Возле старой Армянской церкви, куда Муртузали зашел по какому-то делу, я заметил автомобильную ремонтную мастерскую, хозяин которой как раз запаивал прохудившийся радиатор. Он посмотрел на меня, держащего наизготовку фотоаппарат, а я — на него — в синей майке, на фоне красной двери мастерской. И какой-то мгновенный контакт состоялся в точке перекрестья взглядов. Понимаете, гуляя по страницам сказки «Тысячи и одной ночи», так хочется верить, что найдется дверь, которая откроется для тебя. Ни для кого больше. Несколько щелчков фотоаппарата по красным дверям вновь привлекли ко мне внимание мастера.

— Что ты снимаешь? — спросил он.

— Цвет. Настроение. Город. Тебя.

Мы познакомились. Его звали Али.

Подумав, он вдруг произнес:

— Ты знаешь, кто я такой? Я лудильщик. Хочешь посмотреть?

— Что?

— Пойдем…

И, проведя меня в глубь лавки, он открыл ту самую единственную дверь, за которой стоят… может быть, сотни… прекрасных дагестанских медных сосудов — кувшинов, казанов, кружек, чаш…

— Бери, выбирай…

Я взял себе за четыреста рублей маленький медный чайник, в котором, должно быть, заваривал себе чай какой-нибудь пастух в горах Табасарана. В этот момент мне верилось, что Судный день откладывается и наши души без всякого потустороннего вмешательства нежатся в прохладе садов Джанната — мусульманского рая…

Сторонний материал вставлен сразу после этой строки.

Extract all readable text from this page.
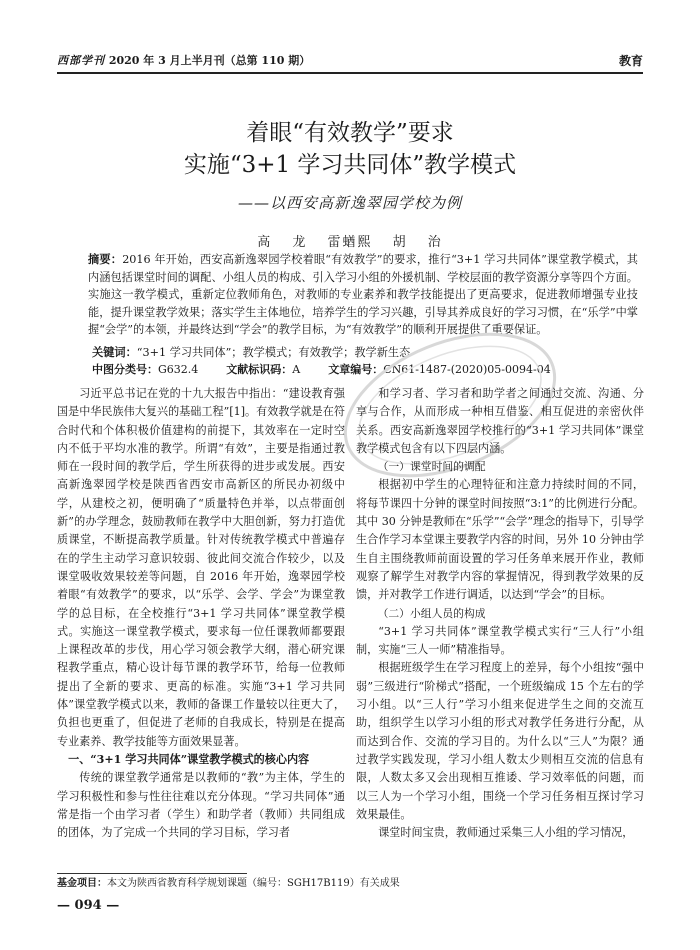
西部学刊 2020 年 3 月上半月刊（总第 110 期）	教育
着眼“有效教学”要求
实施“3+1 学习共同体”教学模式
——以西安高新逸翠园学校为例
高 龙 雷蝤熙 胡 治
摘要：2016 年开始，西安高新逸翠园学校着眼“有效教学”的要求，推行“3+1 学习共同体”课堂教学模式，其内涵包括课堂时间的调配、小组人员的构成、引入学习小组的外援机制、学校层面的教学资源分享等四个方面。实施这一教学模式，重新定位教师角色，对教师的专业素养和教学技能提出了更高要求，促进教师增强专业技能，提升课堂教学效果；落实学生主体地位，培养学生的学习兴趣，引导其养成良好的学习习惯，在“乐学”中掌握“会学”的本领，并最终达到“学会”的教学目标，为“有效教学”的顺利开展提供了重要保证。
关键词：“3+1 学习共同体”；教学模式；有效教学；教学新生态
中图分类号：G632.4	文献标识码：A	文章编号：CN61-1487-(2020)05-0094-04

习近平总书记在党的十九大报告中指出：“建设教育强国是中华民族伟大复兴的基础工程”[1]。有效教学就是在符合时代和个体积极价值建构的前提下，其效率在一定时空内不低于平均水准的教学。所谓“有效”，主要是指通过教师在一段时间的教学后，学生所获得的进步或发展。西安高新逸翠园学校是陕西省西安市高新区的所民办初级中学，从建校之初，便明确了“质量特色并举，以点带面创新”的办学理念，鼓励教师在教学中大胆创新，努力打造优质课堂，不断提高教学质量。针对传统教学模式中普遍存在的学生主动学习意识较弱、彼此间交流合作较少，以及课堂吸收效果较差等问题，自 2016 年开始，逸翠园学校着眼“有效教学”的要求，以“乐学、会学、学会”为课堂教学的总目标，在全校推行“3+1 学习共同体”课堂教学模式。实施这一课堂教学模式，要求每一位任课教师都要跟上课程改革的步伐，用心学习领会教学大纲，潜心研究课程教学重点，精心设计每节课的教学环节，给每一位教师提出了全新的要求、更高的标准。实施“3+1 学习共同体”课堂教学模式以来，教师的备课工作量较以往更大了，负担也更重了，但促进了老师的自我成长，特别是在提高专业素养、教学技能等方面效果显著。

一、“3+1 学习共同体”课堂教学模式的核心内容

传统的课堂教学通常是以教师的“教”为主体，学生的学习积极性和参与性往往难以充分体现。“学习共同体”通常是指一个由学习者（学生）和助学者（教师）共同组成的团体，为了完成一个共同的学习目标，学习者

和学习者、学习者和助学者之间通过交流、沟通、分享与合作，从而形成一种相互借鉴、相互促进的亲密伙伴关系。西安高新逸翠园学校推行的“3+1 学习共同体”课堂教学模式包含有以下四层内涵。

（一）课堂时间的调配

根据初中学生的心理特征和注意力持续时间的不同，将每节课四十分钟的课堂时间按照“3:1”的比例进行分配。其中 30 分钟是教师在“乐学”“会学”理念的指导下，引导学生合作学习本堂课主要教学内容的时间，另外 10 分钟由学生自主围绕教师前面设置的学习任务单来展开作业，教师观察了解学生对教学内容的掌握情况，得到教学效果的反馈，并对教学工作进行调适，以达到“学会”的目标。

（二）小组人员的构成

“3+1 学习共同体”课堂教学模式实行“三人行”小组制，实施“三人一师”精准指导。

根据班级学生在学习程度上的差异，每个小组按“强中弱”三级进行“阶梯式”搭配，一个班级编成 15 个左右的学习小组。以“三人行”学习小组来促进学生之间的交流互助，组织学生以学习小组的形式对教学任务进行分配，从而达到合作、交流的学习目的。为什么以“三人”为限？通过教学实践发现，学习小组人数太少则相互交流的信息有限，人数太多又会出现相互推诿、学习效率低的问题，而以三人为一个学习小组，围绕一个学习任务相互探讨学习效果最佳。

课堂时间宝贵，教师通过采集三人小组的学习情况，

基金项目：本文为陕西省教育科学规划课题（编号：SGH17B119）有关成果
— 094 —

Свою экскурсию мы с Муртузали закончили, разумеется, в цитадели Нарым-Кала, где пространство вдруг распахивается во все стороны — от Каспия до вершины Джалгана — и сонные ветры истории веют над остатками дворца Фетали-хана, космическими белыми куполами ханских бань и подземным водохранилищем, устроенным в древнем христианском храме, вырубленном в скале в форме креста. Здесь — тайна, и много тайн накопил Дербент за пятьдесят веков своего существования.


Ну, а потом случилось непоправимое. Солнце совершило половину пути по небу, трапеза оказалась той самой кефалью, приготовленной в белом вине, место, куда мы с Муртузали зашли своячком, как и я уже освоился заходить, сопровождая его в Дербенте (разумеется, он знал тут всех), оказалось уединенной в сосновой роще резиденцией, где отмечал свой день рождения директор коньячного завода. К своему стыду, я даже не помню, дербентского или кизлярского. Обстановка была скромная: терраса с видом на «голубой сапфир» и всего несколько приглашенных. Но коньяк является для меня нокаутирующим напитком. Поэтому уже после кефали я изыскал способ, чтобы вежливо покинуть собрание. Сознание выключилось. Но, как выяснилось, человек может отлично обходиться и без сознания. Об этом свидетельствуют мои снимки:

1) Жилистый загорелый рабочий, раскапывающий вход в подвал.